The bottom of the sink is also very high in bacterial count. Just think about the conditions that germs love: Warm, moist environments. Your sink, sponges, and dishtowels are often wet and bacteria love it!
Keyboards, computer mouse, remote controls, doorknobs, etc. I am guilty of this too: You are working on your computer and then you reach for a snack. There is a ton of bacteria on surfaces all over your office and home. Wash your hands every time you go to eat something. The toilet actually has less bacteria than many commonly touched surfaces around your office and home.
Tips to prevent getting sick
WASH HANDS. I can’t emphasize this enough. Wash your hands before you go to prepare food or eat food. Wash your hands after you go to the bathroom. A good rule of thumb is to wash for at least 20 seconds using hot water and lots of soap. Use a hand sanitizer if you cannot always wash in a sink.
Wash all surfaces food will touch before and after you prepare food. Wipe the counter clean before you get the food out, and wash it off after as well.
Wash all produce well. Even if you don’t eat the outside of it (think watermelon, cantaloupe, oranges, etc) you still want to wash it. Once you cut into it or peel it, the outside is getting on the inside with the trail of the knife or your hands.
Always cook meats to an internal temperature of 165 degrees. Use a food thermometer to be sure.
Do not keep perishable food out for more than 2 hours at room temperature. Get all food back into the fridge in 2 hours or less to minimize bacteria multiplying.
Keep your fridge at 40 degrees or less.
Check out this research from the USDA:
Best Ways To Clean Your Kitchen Sponge
Your microwave or dishwasher can make sponges safer to reuse in today’s kitchens.
Heating your used kitchen sponges in your microwave for one minute, or washing them in your dishwasher and leaving them there through a drying cycle, are the most effective household ways to inactivate harmful bacteria, yeasts and molds.

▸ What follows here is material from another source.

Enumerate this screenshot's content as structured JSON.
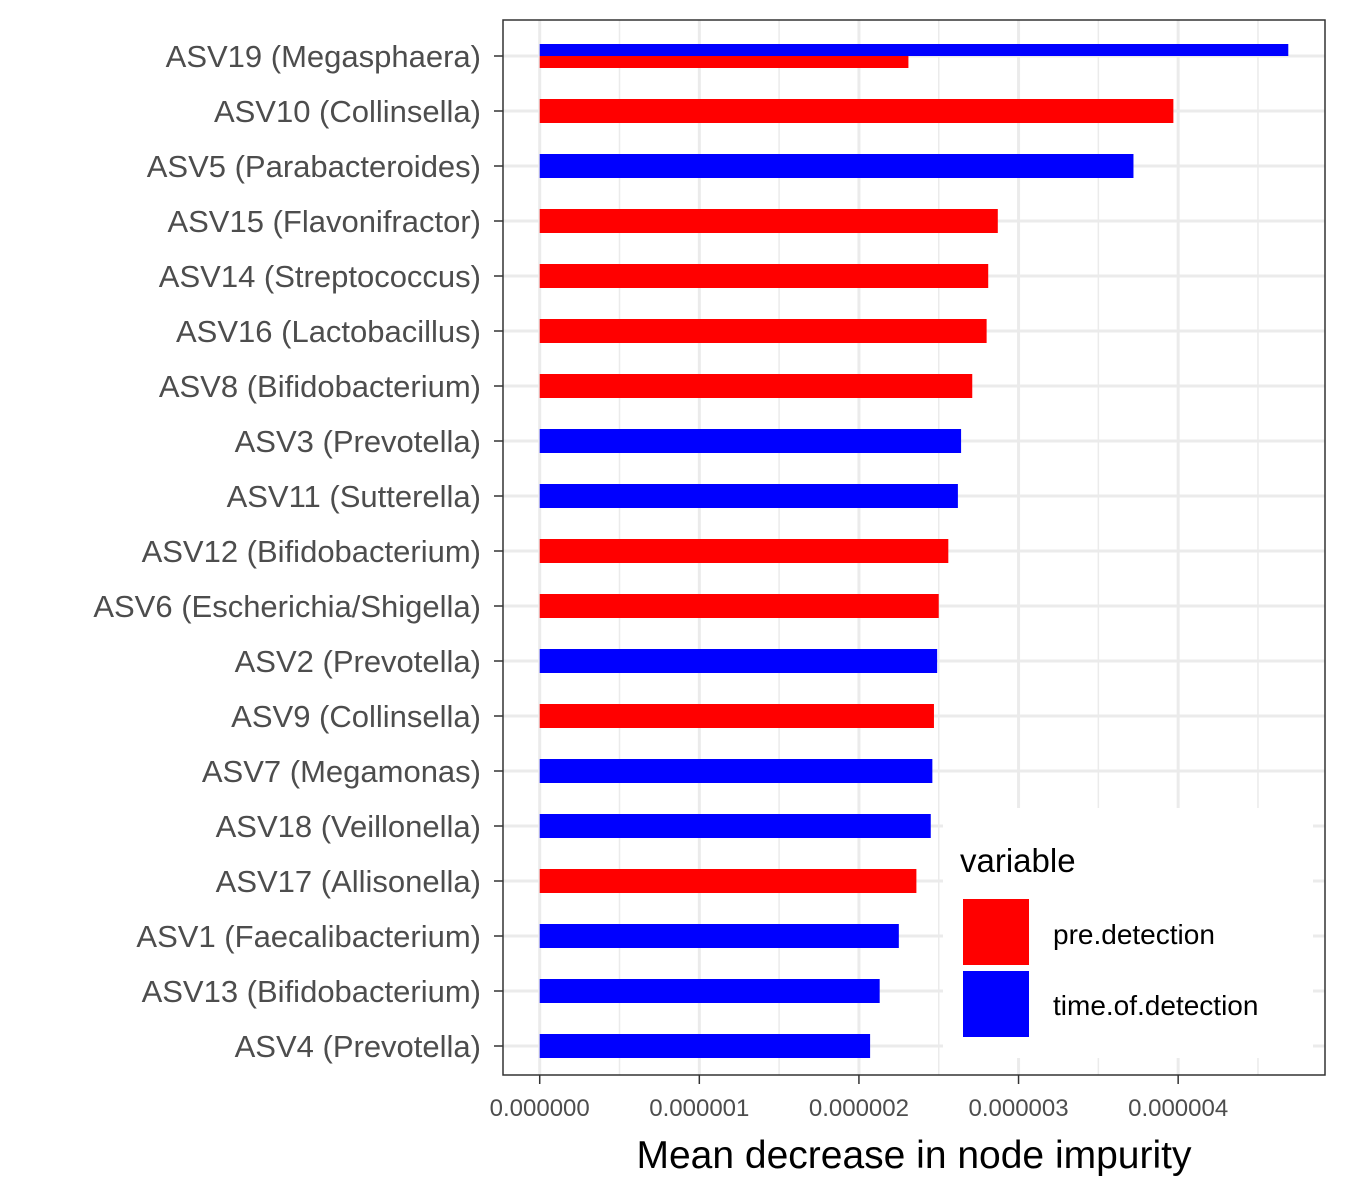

ARS food safety experts who specialize in research on foodborne pathogens, like E. coli O157:H7, looked at several simple, convenient and often-recommended ways of cleaning reusable kitchen sponges. Techniques included soaking sponges for three minutes in a 10-percent chlorine bleach solution, soaking in lemon juice or sterile water for one minute, heating in a microwave at full power for one minute, or washing in a dishwasher—including through a drying cycle.
At the outset of the experiment, they soaked all the sponges for 48 hours at room temperature in a slurry of ground beef and laboratory compounds which allow bacteria, yeasts and molds naturally present in the beef to grow on the sponges.
Microwaving and dishwashing each killed nearly 100 percent of the bacteria, with dishwashing being only slightly (0.0001 percent) less effective.
And, microwaving and dishwashing each killed nearly all yeasts and molds; less than 1 percent (only 0.00001 percent) survived.